そこで今回、アメリカのトーマスジェファーソン大学の研究者たちは劣等生の隠れた資質をみつけるために、発想の転換を行いました。
研究者たちはポリメラーゼ・シータのDNA合成能力が不良であるのは、そもそもの目的がDNAからDNAを合成するのではなく、RNAからDNAを合成するためだと考えたのです。
生物の古典的な理論であるセントラルドグマでは「DNA→RNA→タンパク質」という一連の流れが存在するとしています。
全体の設計図であるDNAから、部分設計図であるRNAが写し出され、その部分設計図を元に個々のタンパク質が合成されるという理論です。
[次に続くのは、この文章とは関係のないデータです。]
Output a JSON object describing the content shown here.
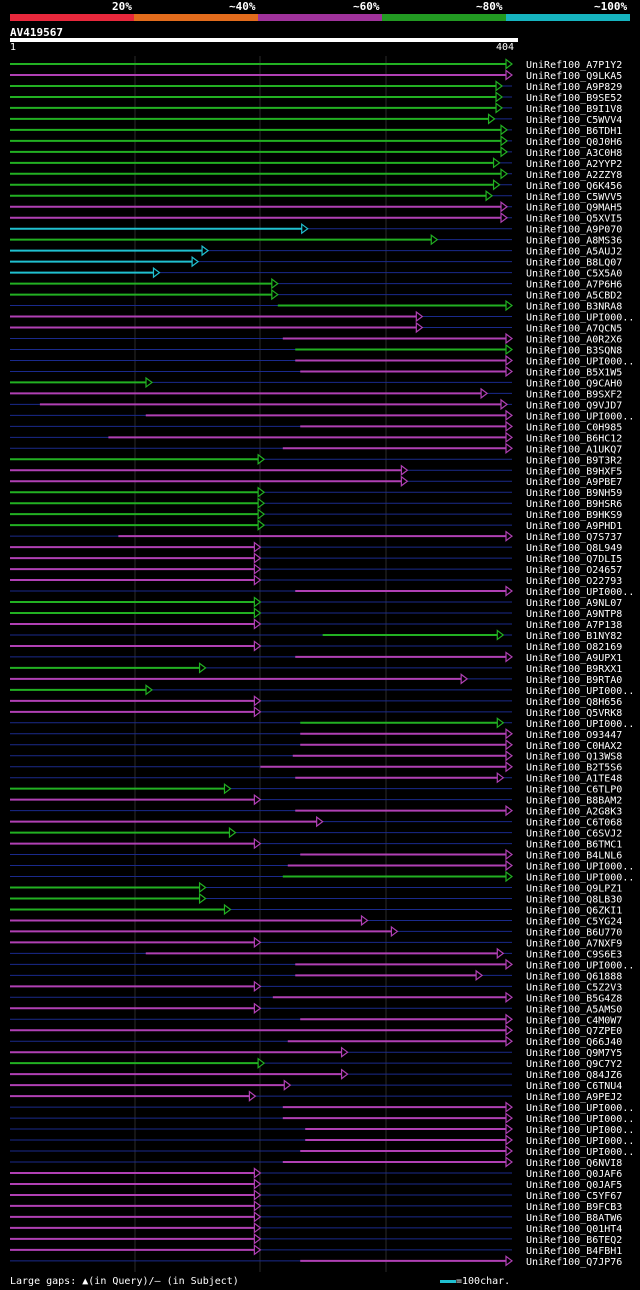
{
  "header": {
    "legend": [
      {
        "label": "20%",
        "color": "#e8283c"
      },
      {
        "label": "~40%",
        "color": "#e26c1c"
      },
      {
        "label": "~60%",
        "color": "#a0329b"
      },
      {
        "label": "~80%",
        "color": "#229a22"
      },
      {
        "label": "~100%",
        "color": "#16b4c0"
      }
    ],
    "query_id": "AV419567",
    "ruler_start": "1",
    "ruler_end": "404"
  },
  "colors": {
    "green": "#22b022",
    "magenta": "#b040b4",
    "cyan": "#20c0d0",
    "gap": "#1a2a8c"
  },
  "hits": [
    {
      "id": "UniRef100_A7P1Y2",
      "c": "green",
      "s": 1,
      "e": 404
    },
    {
      "id": "UniRef100_Q9LKA5",
      "c": "magenta",
      "s": 1,
      "e": 404
    },
    {
      "id": "UniRef100_A9P829",
      "c": "green",
      "s": 1,
      "e": 396
    },
    {
      "id": "UniRef100_B9SE52",
      "c": "green",
      "s": 1,
      "e": 396
    },
    {
      "id": "UniRef100_B9I1V8",
      "c": "green",
      "s": 1,
      "e": 396
    },
    {
      "id": "UniRef100_C5WVV4",
      "c": "green",
      "s": 1,
      "e": 390
    },
    {
      "id": "UniRef100_B6TDH1",
      "c": "green",
      "s": 1,
      "e": 400
    },
    {
      "id": "UniRef100_Q0J0H6",
      "c": "green",
      "s": 1,
      "e": 400
    },
    {
      "id": "UniRef100_A3C0H8",
      "c": "green",
      "s": 1,
      "e": 400
    },
    {
      "id": "UniRef100_A2YYP2",
      "c": "green",
      "s": 1,
      "e": 394
    },
    {
      "id": "UniRef100_A2ZZY8",
      "c": "green",
      "s": 1,
      "e": 400
    },
    {
      "id": "UniRef100_Q6K456",
      "c": "green",
      "s": 1,
      "e": 394
    },
    {
      "id": "UniRef100_C5WVV5",
      "c": "green",
      "s": 1,
      "e": 388
    },
    {
      "id": "UniRef100_Q9MAH5",
      "c": "magenta",
      "s": 1,
      "e": 400
    },
    {
      "id": "UniRef100_Q5XVI5",
      "c": "magenta",
      "s": 1,
      "e": 400
    },
    {
      "id": "UniRef100_A9P070",
      "c": "cyan",
      "s": 1,
      "e": 240
    },
    {
      "id": "UniRef100_A8MS36",
      "c": "green",
      "s": 1,
      "e": 344
    },
    {
      "id": "UniRef100_A5AUJ2",
      "c": "cyan",
      "s": 1,
      "e": 160
    },
    {
      "id": "UniRef100_B8LQ07",
      "c": "cyan",
      "s": 1,
      "e": 152
    },
    {
      "id": "UniRef100_C5X5A0",
      "c": "cyan",
      "s": 1,
      "e": 121
    },
    {
      "id": "UniRef100_A7P6H6",
      "c": "green",
      "s": 1,
      "e": 216
    },
    {
      "id": "UniRef100_A5CBD2",
      "c": "green",
      "s": 1,
      "e": 216
    },
    {
      "id": "UniRef100_B3NRA8",
      "c": "green",
      "s": 216,
      "e": 404
    },
    {
      "id": "UniRef100_UPI000..",
      "c": "magenta",
      "s": 1,
      "e": 332
    },
    {
      "id": "UniRef100_A7QCN5",
      "c": "magenta",
      "s": 1,
      "e": 332
    },
    {
      "id": "UniRef100_A0R2X6",
      "c": "magenta",
      "s": 220,
      "e": 404
    },
    {
      "id": "UniRef100_B3SQN8",
      "c": "green",
      "s": 230,
      "e": 404
    },
    {
      "id": "UniRef100_UPI000..",
      "c": "magenta",
      "s": 230,
      "e": 404
    },
    {
      "id": "UniRef100_B5X1W5",
      "c": "magenta",
      "s": 234,
      "e": 404
    },
    {
      "id": "UniRef100_Q9CAH0",
      "c": "green",
      "s": 1,
      "e": 115
    },
    {
      "id": "UniRef100_B9SXF2",
      "c": "magenta",
      "s": 1,
      "e": 384
    },
    {
      "id": "UniRef100_Q9VJD7",
      "c": "magenta",
      "s": 25,
      "e": 400
    },
    {
      "id": "UniRef100_UPI000..",
      "c": "magenta",
      "s": 110,
      "e": 404
    },
    {
      "id": "UniRef100_C0H985",
      "c": "magenta",
      "s": 234,
      "e": 404
    },
    {
      "id": "UniRef100_B6HC12",
      "c": "magenta",
      "s": 80,
      "e": 404
    },
    {
      "id": "UniRef100_A1UKQ7",
      "c": "magenta",
      "s": 220,
      "e": 404
    },
    {
      "id": "UniRef100_B9T3R2",
      "c": "green",
      "s": 1,
      "e": 205
    },
    {
      "id": "UniRef100_B9HXF5",
      "c": "magenta",
      "s": 1,
      "e": 320
    },
    {
      "id": "UniRef100_A9PBE7",
      "c": "magenta",
      "s": 1,
      "e": 320
    },
    {
      "id": "UniRef100_B9NH59",
      "c": "green",
      "s": 1,
      "e": 205
    },
    {
      "id": "UniRef100_B9HSR6",
      "c": "green",
      "s": 1,
      "e": 205
    },
    {
      "id": "UniRef100_B9HKS9",
      "c": "green",
      "s": 1,
      "e": 205
    },
    {
      "id": "UniRef100_A9PHD1",
      "c": "green",
      "s": 1,
      "e": 205
    },
    {
      "id": "UniRef100_Q7S737",
      "c": "magenta",
      "s": 88,
      "e": 404
    },
    {
      "id": "UniRef100_Q8L949",
      "c": "magenta",
      "s": 1,
      "e": 202
    },
    {
      "id": "UniRef100_Q7DLI5",
      "c": "magenta",
      "s": 1,
      "e": 202
    },
    {
      "id": "UniRef100_O24657",
      "c": "magenta",
      "s": 1,
      "e": 202
    },
    {
      "id": "UniRef100_O22793",
      "c": "magenta",
      "s": 1,
      "e": 202
    },
    {
      "id": "UniRef100_UPI000..",
      "c": "magenta",
      "s": 230,
      "e": 404
    },
    {
      "id": "UniRef100_A9NL07",
      "c": "green",
      "s": 1,
      "e": 202
    },
    {
      "id": "UniRef100_A9NTP8",
      "c": "green",
      "s": 1,
      "e": 202
    },
    {
      "id": "UniRef100_A7P138",
      "c": "magenta",
      "s": 1,
      "e": 202
    },
    {
      "id": "UniRef100_B1NY82",
      "c": "green",
      "s": 252,
      "e": 397
    },
    {
      "id": "UniRef100_O82169",
      "c": "magenta",
      "s": 1,
      "e": 202
    },
    {
      "id": "UniRef100_A9UPX1",
      "c": "magenta",
      "s": 230,
      "e": 404
    },
    {
      "id": "UniRef100_B9RXX1",
      "c": "green",
      "s": 1,
      "e": 158
    },
    {
      "id": "UniRef100_B9RTA0",
      "c": "magenta",
      "s": 1,
      "e": 368
    },
    {
      "id": "UniRef100_UPI000..",
      "c": "green",
      "s": 1,
      "e": 115
    },
    {
      "id": "UniRef100_Q8H656",
      "c": "magenta",
      "s": 1,
      "e": 202
    },
    {
      "id": "UniRef100_Q5VRK8",
      "c": "magenta",
      "s": 1,
      "e": 202
    },
    {
      "id": "UniRef100_UPI000..",
      "c": "green",
      "s": 234,
      "e": 397
    },
    {
      "id": "UniRef100_O93447",
      "c": "magenta",
      "s": 234,
      "e": 404
    },
    {
      "id": "UniRef100_C0HAX2",
      "c": "magenta",
      "s": 234,
      "e": 404
    },
    {
      "id": "UniRef100_Q13WS8",
      "c": "magenta",
      "s": 228,
      "e": 404
    },
    {
      "id": "UniRef100_B2T5S6",
      "c": "magenta",
      "s": 202,
      "e": 404
    },
    {
      "id": "UniRef100_A1TE48",
      "c": "magenta",
      "s": 230,
      "e": 397
    },
    {
      "id": "UniRef100_C6TLP0",
      "c": "green",
      "s": 1,
      "e": 178
    },
    {
      "id": "UniRef100_B8BAM2",
      "c": "magenta",
      "s": 1,
      "e": 202
    },
    {
      "id": "UniRef100_A2G8K3",
      "c": "magenta",
      "s": 230,
      "e": 404
    },
    {
      "id": "UniRef100_C6T068",
      "c": "magenta",
      "s": 1,
      "e": 252
    },
    {
      "id": "UniRef100_C6SVJ2",
      "c": "green",
      "s": 1,
      "e": 182
    },
    {
      "id": "UniRef100_B6TMC1",
      "c": "magenta",
      "s": 1,
      "e": 202
    },
    {
      "id": "UniRef100_B4LNL6",
      "c": "magenta",
      "s": 234,
      "e": 404
    },
    {
      "id": "UniRef100_UPI000..",
      "c": "magenta",
      "s": 224,
      "e": 404
    },
    {
      "id": "UniRef100_UPI000..",
      "c": "green",
      "s": 220,
      "e": 404
    },
    {
      "id": "UniRef100_Q9LPZ1",
      "c": "green",
      "s": 1,
      "e": 158
    },
    {
      "id": "UniRef100_Q8LB30",
      "c": "green",
      "s": 1,
      "e": 158
    },
    {
      "id": "UniRef100_Q6ZKI1",
      "c": "green",
      "s": 1,
      "e": 178
    },
    {
      "id": "UniRef100_C5YG24",
      "c": "magenta",
      "s": 1,
      "e": 288
    },
    {
      "id": "UniRef100_B6U770",
      "c": "magenta",
      "s": 1,
      "e": 312
    },
    {
      "id": "UniRef100_A7NXF9",
      "c": "magenta",
      "s": 1,
      "e": 202
    },
    {
      "id": "UniRef100_C9S6E3",
      "c": "magenta",
      "s": 110,
      "e": 397
    },
    {
      "id": "UniRef100_UPI000..",
      "c": "magenta",
      "s": 230,
      "e": 404
    },
    {
      "id": "UniRef100_Q61888",
      "c": "magenta",
      "s": 230,
      "e": 380
    },
    {
      "id": "UniRef100_C5Z2V3",
      "c": "magenta",
      "s": 1,
      "e": 202
    },
    {
      "id": "UniRef100_B5G4Z8",
      "c": "magenta",
      "s": 212,
      "e": 404
    },
    {
      "id": "UniRef100_A5AMS0",
      "c": "magenta",
      "s": 1,
      "e": 202
    },
    {
      "id": "UniRef100_C4M0W7",
      "c": "magenta",
      "s": 234,
      "e": 404
    },
    {
      "id": "UniRef100_Q7ZPE0",
      "c": "magenta",
      "s": 1,
      "e": 404
    },
    {
      "id": "UniRef100_Q66J40",
      "c": "magenta",
      "s": 224,
      "e": 404
    },
    {
      "id": "UniRef100_Q9M7Y5",
      "c": "magenta",
      "s": 1,
      "e": 272
    },
    {
      "id": "UniRef100_Q9C7Y2",
      "c": "green",
      "s": 1,
      "e": 205
    },
    {
      "id": "UniRef100_Q84JZ6",
      "c": "magenta",
      "s": 1,
      "e": 272
    },
    {
      "id": "UniRef100_C6TNU4",
      "c": "magenta",
      "s": 1,
      "e": 226
    },
    {
      "id": "UniRef100_A9PEJ2",
      "c": "magenta",
      "s": 1,
      "e": 198
    },
    {
      "id": "UniRef100_UPI000..",
      "c": "magenta",
      "s": 220,
      "e": 404
    },
    {
      "id": "UniRef100_UPI000..",
      "c": "magenta",
      "s": 220,
      "e": 404
    },
    {
      "id": "UniRef100_UPI000..",
      "c": "magenta",
      "s": 238,
      "e": 404
    },
    {
      "id": "UniRef100_UPI000..",
      "c": "magenta",
      "s": 238,
      "e": 404
    },
    {
      "id": "UniRef100_UPI000..",
      "c": "magenta",
      "s": 234,
      "e": 404
    },
    {
      "id": "UniRef100_Q6NVI8",
      "c": "magenta",
      "s": 220,
      "e": 404
    },
    {
      "id": "UniRef100_Q0JAF6",
      "c": "magenta",
      "s": 1,
      "e": 202
    },
    {
      "id": "UniRef100_Q0JAF5",
      "c": "magenta",
      "s": 1,
      "e": 202
    },
    {
      "id": "UniRef100_C5YF67",
      "c": "magenta",
      "s": 1,
      "e": 202
    },
    {
      "id": "UniRef100_B9FCB3",
      "c": "magenta",
      "s": 1,
      "e": 202
    },
    {
      "id": "UniRef100_B8ATW6",
      "c": "magenta",
      "s": 1,
      "e": 202
    },
    {
      "id": "UniRef100_Q01HT4",
      "c": "magenta",
      "s": 1,
      "e": 202
    },
    {
      "id": "UniRef100_B6TEQ2",
      "c": "magenta",
      "s": 1,
      "e": 202
    },
    {
      "id": "UniRef100_B4FBH1",
      "c": "magenta",
      "s": 1,
      "e": 202
    },
    {
      "id": "UniRef100_Q7JP76",
      "c": "magenta",
      "s": 234,
      "e": 404
    }
  ],
  "footer": {
    "gaps_label": "Large gaps: ",
    "query_note": "(in Query)/",
    "subject_note": " (in Subject)",
    "scale_label": "=100char."
  }
}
ですが研究者たちは、ポリメラーゼ・シータに対して「RNA→DNA」というセントラルドグマに逆行する合成の流れを予測しました。

この奇抜な発想を確かめるため、研究者たちは実際にポリメラーゼ・シータが働いている細胞にRNA鎖と材料(塩基)を与えて、本当にRNAからDNAが合成できるかを確かめてみました。
結果、衝撃の事実が判明します。
DNA合成では劣等生のポリメラーゼ・シータはRNAからDNAを非常に効率よく正確に合成してみせたのです。
しかもその合成速度はエイズウイルスなどがもつ逆転写酵素とほぼ同レベルでした。
この結果はポリメラーゼ・シータの主な働きが、RNAからDNAの合成であることを示します。
問題は、なぜRNAからDNAを合成する働きが必要なのかです。